Больше года пробыл Леня в деревне, все такой же улыбающийся и шевелящий пальцами и очень охотно берущийся за что угодно, только бы не сидеть без дела. Но сыпной тиф свалил его уже в то время, когда в газетах писали, что он повсеместно пошел на убыль.

Несколько недель провалялся Леня, но едва оправился, к нему привязался тиф возвратный, своей назойливостью приводя в изумление Леню и в отчаяние Ольгу Алексеевну.

ГЛАВА СЕДЬМАЯ

I

Между тем Михаил Петрович неутомимо клеил из папье-маше и расписывал полезные игрушки. Он урывал время и для того, чтобы расписывать и коровье вымя в разрезе. Теперь он ожил и говорил не меньше, чем говорил раньше, до войны и разрухи, но говорил уже исключительно о том, что живопись не может висеть где-то там в воздухе, сама по себе, и издавать какие-то трели, как жаворонок весною: живопись должна быть прежде всего полезна. Коровье вымя в разрезе, полезная игрушка для детей, плакат для толпы - вот настоящее назначение живописи. И если плакатов ему никто не заказывал, а другого коровьего вымени, кроме созданного природой, выдумывать он не имел права, то несколько несложных и дельных игрушек он предложил для производства, но, к удивлению его, они почему-то не были одобрены, то есть их будто бы отправили в центр за разрешением и одобрением, но ни того, ни другого так и не было получено.

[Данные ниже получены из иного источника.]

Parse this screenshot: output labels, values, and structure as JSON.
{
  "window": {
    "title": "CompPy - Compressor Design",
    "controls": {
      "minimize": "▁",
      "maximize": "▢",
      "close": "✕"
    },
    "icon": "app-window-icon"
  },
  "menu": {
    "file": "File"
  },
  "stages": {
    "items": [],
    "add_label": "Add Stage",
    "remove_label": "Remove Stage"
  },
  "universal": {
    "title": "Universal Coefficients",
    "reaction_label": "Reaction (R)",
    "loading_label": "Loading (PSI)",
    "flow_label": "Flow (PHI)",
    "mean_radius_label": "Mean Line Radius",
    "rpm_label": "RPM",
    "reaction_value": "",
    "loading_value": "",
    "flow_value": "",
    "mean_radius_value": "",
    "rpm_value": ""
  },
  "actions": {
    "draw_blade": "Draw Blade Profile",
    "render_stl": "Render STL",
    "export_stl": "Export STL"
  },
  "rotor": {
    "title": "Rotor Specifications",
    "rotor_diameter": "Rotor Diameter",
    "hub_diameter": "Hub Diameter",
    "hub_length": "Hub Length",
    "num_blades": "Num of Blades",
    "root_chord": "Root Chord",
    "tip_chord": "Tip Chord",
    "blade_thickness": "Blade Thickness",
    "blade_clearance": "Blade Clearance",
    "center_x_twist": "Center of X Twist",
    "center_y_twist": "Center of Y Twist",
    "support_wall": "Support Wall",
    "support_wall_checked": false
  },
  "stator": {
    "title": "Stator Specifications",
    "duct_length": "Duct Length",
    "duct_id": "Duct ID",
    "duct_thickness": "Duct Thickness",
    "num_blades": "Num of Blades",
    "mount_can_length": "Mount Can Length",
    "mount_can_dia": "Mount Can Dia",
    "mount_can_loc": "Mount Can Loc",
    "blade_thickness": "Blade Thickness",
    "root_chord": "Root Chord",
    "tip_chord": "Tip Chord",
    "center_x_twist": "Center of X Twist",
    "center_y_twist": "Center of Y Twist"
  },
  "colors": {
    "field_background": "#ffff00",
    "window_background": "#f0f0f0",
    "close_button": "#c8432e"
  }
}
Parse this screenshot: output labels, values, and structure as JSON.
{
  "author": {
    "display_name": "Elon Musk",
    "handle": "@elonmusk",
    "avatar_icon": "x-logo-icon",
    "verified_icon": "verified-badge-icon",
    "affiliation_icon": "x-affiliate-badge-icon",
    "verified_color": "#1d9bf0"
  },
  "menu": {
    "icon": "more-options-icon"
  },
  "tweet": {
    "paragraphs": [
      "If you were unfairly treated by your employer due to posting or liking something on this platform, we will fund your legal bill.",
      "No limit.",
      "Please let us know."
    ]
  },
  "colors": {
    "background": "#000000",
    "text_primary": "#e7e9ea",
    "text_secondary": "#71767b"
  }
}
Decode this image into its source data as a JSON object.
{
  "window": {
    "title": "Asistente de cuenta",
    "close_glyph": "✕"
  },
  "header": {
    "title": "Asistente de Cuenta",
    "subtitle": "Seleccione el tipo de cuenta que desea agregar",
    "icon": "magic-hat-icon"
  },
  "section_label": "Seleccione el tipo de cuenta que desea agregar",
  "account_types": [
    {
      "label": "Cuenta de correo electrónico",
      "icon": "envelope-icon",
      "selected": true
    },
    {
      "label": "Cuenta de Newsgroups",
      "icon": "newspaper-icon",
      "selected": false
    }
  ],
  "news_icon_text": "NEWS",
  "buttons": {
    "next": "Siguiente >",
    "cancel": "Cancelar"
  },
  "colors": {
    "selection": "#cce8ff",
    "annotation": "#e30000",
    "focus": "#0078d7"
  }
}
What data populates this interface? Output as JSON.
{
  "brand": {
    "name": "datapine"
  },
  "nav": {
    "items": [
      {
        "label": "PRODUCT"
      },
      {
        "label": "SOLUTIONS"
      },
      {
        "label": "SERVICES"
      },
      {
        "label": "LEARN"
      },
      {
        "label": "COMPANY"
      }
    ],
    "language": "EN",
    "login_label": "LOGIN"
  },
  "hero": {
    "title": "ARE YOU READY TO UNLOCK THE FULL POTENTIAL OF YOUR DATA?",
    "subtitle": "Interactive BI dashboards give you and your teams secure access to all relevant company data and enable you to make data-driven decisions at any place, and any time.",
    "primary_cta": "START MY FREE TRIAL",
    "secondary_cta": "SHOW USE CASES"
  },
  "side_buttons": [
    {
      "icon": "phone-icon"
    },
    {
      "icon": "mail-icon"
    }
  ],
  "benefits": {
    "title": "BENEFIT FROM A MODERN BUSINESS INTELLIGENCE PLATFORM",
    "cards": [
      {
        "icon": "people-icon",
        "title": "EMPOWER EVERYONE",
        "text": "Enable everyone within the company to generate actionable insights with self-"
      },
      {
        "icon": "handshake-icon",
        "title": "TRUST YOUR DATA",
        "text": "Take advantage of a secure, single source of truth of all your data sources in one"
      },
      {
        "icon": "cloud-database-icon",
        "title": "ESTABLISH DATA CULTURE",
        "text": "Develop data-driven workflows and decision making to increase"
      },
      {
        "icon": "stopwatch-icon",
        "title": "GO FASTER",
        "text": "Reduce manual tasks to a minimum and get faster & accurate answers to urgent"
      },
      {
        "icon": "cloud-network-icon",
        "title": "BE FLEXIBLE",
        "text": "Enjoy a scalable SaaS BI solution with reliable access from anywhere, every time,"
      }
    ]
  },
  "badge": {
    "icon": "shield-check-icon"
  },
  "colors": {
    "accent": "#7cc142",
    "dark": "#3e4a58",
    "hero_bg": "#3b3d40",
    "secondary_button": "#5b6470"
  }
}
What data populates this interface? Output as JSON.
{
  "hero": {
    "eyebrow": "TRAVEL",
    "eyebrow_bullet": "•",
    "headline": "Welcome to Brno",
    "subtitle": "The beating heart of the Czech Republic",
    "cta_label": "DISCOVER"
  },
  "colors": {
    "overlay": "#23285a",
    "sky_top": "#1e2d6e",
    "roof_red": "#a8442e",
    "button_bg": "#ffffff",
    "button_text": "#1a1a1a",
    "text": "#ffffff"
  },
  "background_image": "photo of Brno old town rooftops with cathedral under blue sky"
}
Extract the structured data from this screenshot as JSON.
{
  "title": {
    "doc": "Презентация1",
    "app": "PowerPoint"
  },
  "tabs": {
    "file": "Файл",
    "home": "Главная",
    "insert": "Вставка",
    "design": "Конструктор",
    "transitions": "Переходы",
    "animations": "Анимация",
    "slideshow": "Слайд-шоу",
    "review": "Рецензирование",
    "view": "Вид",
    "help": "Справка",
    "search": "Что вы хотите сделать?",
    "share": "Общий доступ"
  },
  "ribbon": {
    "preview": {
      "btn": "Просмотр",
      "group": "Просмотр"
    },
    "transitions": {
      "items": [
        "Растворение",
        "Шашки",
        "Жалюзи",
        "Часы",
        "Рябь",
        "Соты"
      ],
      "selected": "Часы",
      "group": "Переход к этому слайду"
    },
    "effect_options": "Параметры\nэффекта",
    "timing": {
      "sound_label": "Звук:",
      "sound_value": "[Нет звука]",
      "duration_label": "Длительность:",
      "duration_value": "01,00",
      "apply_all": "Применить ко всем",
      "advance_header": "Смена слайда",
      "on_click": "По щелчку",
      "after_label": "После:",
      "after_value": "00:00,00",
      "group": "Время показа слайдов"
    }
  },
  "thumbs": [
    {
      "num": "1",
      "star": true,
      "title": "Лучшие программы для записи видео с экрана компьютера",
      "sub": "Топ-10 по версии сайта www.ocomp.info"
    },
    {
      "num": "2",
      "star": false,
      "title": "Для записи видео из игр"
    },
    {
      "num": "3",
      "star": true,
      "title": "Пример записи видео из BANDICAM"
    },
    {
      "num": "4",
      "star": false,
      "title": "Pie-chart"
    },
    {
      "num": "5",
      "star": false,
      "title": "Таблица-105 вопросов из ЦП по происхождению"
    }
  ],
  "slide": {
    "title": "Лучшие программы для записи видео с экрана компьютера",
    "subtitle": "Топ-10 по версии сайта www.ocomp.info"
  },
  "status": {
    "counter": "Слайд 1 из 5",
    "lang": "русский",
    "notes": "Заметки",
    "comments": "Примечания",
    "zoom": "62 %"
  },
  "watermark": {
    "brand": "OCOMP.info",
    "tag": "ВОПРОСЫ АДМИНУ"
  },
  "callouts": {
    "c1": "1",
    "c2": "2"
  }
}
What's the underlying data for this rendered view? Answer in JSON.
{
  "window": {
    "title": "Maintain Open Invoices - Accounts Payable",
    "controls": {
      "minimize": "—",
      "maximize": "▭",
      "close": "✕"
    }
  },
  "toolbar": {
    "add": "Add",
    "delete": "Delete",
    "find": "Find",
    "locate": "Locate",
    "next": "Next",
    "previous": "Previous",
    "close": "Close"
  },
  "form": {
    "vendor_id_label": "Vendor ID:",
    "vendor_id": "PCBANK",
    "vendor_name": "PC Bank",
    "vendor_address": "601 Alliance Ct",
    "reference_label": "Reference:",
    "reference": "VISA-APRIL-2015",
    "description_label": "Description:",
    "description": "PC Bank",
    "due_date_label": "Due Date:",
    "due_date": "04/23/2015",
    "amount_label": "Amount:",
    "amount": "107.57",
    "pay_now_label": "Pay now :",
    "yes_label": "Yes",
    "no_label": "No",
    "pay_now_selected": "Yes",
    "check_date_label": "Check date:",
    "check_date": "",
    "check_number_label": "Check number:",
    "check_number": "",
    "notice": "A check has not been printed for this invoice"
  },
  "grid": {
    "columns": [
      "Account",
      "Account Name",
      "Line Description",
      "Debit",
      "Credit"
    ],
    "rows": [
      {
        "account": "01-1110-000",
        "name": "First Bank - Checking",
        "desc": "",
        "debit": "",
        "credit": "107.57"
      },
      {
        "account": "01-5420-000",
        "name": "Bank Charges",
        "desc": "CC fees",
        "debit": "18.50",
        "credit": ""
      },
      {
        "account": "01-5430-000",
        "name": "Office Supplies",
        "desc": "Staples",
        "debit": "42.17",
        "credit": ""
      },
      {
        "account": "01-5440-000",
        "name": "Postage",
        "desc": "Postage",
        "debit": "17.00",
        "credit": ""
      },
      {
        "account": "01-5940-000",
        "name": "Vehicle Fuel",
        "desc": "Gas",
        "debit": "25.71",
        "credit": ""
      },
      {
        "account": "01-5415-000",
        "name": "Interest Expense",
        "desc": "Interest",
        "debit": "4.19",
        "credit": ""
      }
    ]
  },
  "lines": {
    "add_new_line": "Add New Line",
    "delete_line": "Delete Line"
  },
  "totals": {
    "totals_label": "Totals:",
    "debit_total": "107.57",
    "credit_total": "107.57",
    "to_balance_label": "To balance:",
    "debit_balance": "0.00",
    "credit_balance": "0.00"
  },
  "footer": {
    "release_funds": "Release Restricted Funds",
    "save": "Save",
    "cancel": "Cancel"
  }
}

Зато, когда в городе открылся рабфак, ему удалось поступить туда преподавателем рисования и черчения, а так как при приеме на рабфак учащихся два процента мест предоставлялось детям преподавателей рабфака, то Михаил Петрович поспешил взять из Ждановки Леню, как раз перенесшего тогда восемнадцатый приступ возвратного тифа.

Горсоветом было отведено под рабфак пустовавшее большое четырехэтажное здание на Соборной площади, на горе, откуда открывался великолепный вид на все промышленное Заднепровье. Но здание это было попорчено орудийным обстрелом; на топливо были выломаны в нем двери и окна; разворованы радиаторы и трубы центрального отопления; даже котел отопления был приведен кем-то в полнейшую негодность - и вот рабфаковцы принялись сами, своими силами приводить этот дом в порядок.